Savers may also need to monitor future Treasury announcements carefully, as several technical details remain unresolved.
How Does the New ISA Levy Compare With Previous Tax Rules?
The proposed levy resembles older ISA taxation systems that existed before 2014.
Previously, cash interest earned within certain investment ISAs attracted a 20% tax charge. The proposed 22% levy would effectively revive a similar structure in updated form.
| ISA Tax Rules | Before 2014 | Proposed 2027 System |
| Tax on ISA cash interest | 20% levy | 22% levy |
| Cash ISA allowance | Lower limits | £12,000 planned |
| Stocks & Shares ISA | Tax advantages retained | Tax advantages retained |
| Transfer flexibility | More restricted | Restrictions expected |
The reforms also reflect broader Government efforts to tighten anti-avoidance measures across savings products.
Officials argue that without restrictions, many savers would simply shift cash into investment ISAs while avoiding genuine market investment exposure.
What Does This Mean for the Future of UK Savings and Investments?

The reforms could represent one of the biggest shifts in UK savings policy in recent years.
Supporters believe the changes may encourage greater investment participation and help strengthen UK financial markets over the long term.
Critics, however, argue the proposals may unfairly penalise cautious savers who prefer lower-risk financial products.
Possible long-term outcomes include:
- Increased demand for investment advice
- Greater public interest in stocks and shares ISAs
- Reduced reliance on traditional cash savings
- More complex ISA tax planning
- Higher scrutiny of low-risk investment products
The success of the reforms may ultimately depend on how clearly the Treasury explains the rules and whether savers feel confident adapting to the changes.
Conclusion
Rachel Reeves’ proposed ISA reforms could mark a major change for UK savers, particularly those holding large cash balances within investment ISAs.
While the Government believes the new rules will encourage more long-term investing and support UK markets, many savers remain concerned about additional tax costs and reduced flexibility.
With the proposed 22% levy expected from 2027, individuals may need to review their savings strategies carefully. Clear guidance from the Treasury will be essential to help households understand and prepare for the upcoming ISA changes.
FAQs
Will Rachel Reeves tax all ISAs in the UK?
No. The proposed reforms mainly target cash held within stocks and shares ISAs and changes to cash ISA allowances. Traditional ISA tax advantages are expected to remain for most investment growth and capital gains.
What is the proposed 22% ISA levy?
The levy refers to a reported 22% tax charge on interest earned from cash balances held inside stocks and shares ISAs from April 2027.
When will the new ISA tax rules start?
Current reports suggest the reforms could begin from April 6, 2027, although final Treasury legislation has not yet been fully confirmed.
Are stocks and shares ISAs still tax efficient?
Yes.
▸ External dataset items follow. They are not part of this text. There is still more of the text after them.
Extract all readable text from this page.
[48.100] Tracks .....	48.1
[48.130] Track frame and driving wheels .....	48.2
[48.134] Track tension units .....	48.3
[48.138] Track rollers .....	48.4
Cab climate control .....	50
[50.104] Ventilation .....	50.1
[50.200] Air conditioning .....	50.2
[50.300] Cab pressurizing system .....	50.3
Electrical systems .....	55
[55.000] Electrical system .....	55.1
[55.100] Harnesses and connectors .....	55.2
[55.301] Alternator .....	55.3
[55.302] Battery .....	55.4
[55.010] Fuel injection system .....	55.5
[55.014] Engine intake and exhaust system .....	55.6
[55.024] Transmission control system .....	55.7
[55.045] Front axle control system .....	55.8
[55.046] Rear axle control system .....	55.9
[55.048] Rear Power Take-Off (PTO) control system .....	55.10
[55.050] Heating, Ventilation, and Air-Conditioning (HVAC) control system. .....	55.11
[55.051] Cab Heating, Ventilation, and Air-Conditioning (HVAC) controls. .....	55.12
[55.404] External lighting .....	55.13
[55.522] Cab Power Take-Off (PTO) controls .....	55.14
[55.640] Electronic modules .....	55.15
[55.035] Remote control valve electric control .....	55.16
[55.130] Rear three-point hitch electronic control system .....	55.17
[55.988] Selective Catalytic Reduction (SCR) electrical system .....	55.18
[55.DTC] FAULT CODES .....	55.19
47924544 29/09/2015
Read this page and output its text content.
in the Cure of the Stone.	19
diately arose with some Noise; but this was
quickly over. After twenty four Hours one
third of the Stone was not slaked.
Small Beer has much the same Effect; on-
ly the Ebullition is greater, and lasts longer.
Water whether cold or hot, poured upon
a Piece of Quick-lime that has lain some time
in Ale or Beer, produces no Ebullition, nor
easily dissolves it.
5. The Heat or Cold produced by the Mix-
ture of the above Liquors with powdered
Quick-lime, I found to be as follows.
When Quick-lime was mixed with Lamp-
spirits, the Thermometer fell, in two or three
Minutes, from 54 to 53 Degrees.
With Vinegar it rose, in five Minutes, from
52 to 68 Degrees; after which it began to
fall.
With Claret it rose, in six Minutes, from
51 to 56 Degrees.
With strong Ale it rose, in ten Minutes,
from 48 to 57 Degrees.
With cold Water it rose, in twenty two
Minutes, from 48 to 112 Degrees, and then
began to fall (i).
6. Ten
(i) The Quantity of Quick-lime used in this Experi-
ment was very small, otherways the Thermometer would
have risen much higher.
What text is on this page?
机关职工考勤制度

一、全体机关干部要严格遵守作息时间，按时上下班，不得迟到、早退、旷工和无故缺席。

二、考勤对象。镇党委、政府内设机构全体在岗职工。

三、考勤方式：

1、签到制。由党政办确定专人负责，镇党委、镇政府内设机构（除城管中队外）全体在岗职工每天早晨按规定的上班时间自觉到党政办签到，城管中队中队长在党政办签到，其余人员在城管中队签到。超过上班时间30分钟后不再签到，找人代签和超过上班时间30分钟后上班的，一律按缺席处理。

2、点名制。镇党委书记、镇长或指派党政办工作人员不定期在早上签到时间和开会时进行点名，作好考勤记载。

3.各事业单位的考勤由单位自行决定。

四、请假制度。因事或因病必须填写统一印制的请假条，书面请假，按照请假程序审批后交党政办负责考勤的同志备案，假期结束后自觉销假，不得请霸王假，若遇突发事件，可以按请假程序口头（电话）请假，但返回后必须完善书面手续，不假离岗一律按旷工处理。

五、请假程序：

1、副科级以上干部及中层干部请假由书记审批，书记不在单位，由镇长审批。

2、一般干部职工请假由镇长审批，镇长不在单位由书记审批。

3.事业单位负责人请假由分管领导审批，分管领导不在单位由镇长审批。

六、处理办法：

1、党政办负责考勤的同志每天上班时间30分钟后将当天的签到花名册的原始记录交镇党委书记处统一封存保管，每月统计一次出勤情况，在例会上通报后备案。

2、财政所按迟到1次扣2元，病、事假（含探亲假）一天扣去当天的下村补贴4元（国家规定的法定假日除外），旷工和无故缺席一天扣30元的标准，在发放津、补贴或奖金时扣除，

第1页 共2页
Stocks and shares ISAs are still expected to offer tax-free investment growth and capital gains under the proposed system.
What are cash-like investments in ISAs?
Cash-like investments include products such as money market funds and low-risk liquidity funds that behave similarly to cash savings accounts.
Could ISA reforms affect retirees and low-risk savers?
Yes. Retirees and conservative savers who rely heavily on cash savings strategies could face additional tax exposure and planning complexity.
Why is the Government encouraging investment instead of cash savings?
The Government believes long-term investing can generate higher returns for households while also supporting UK businesses and economic growth.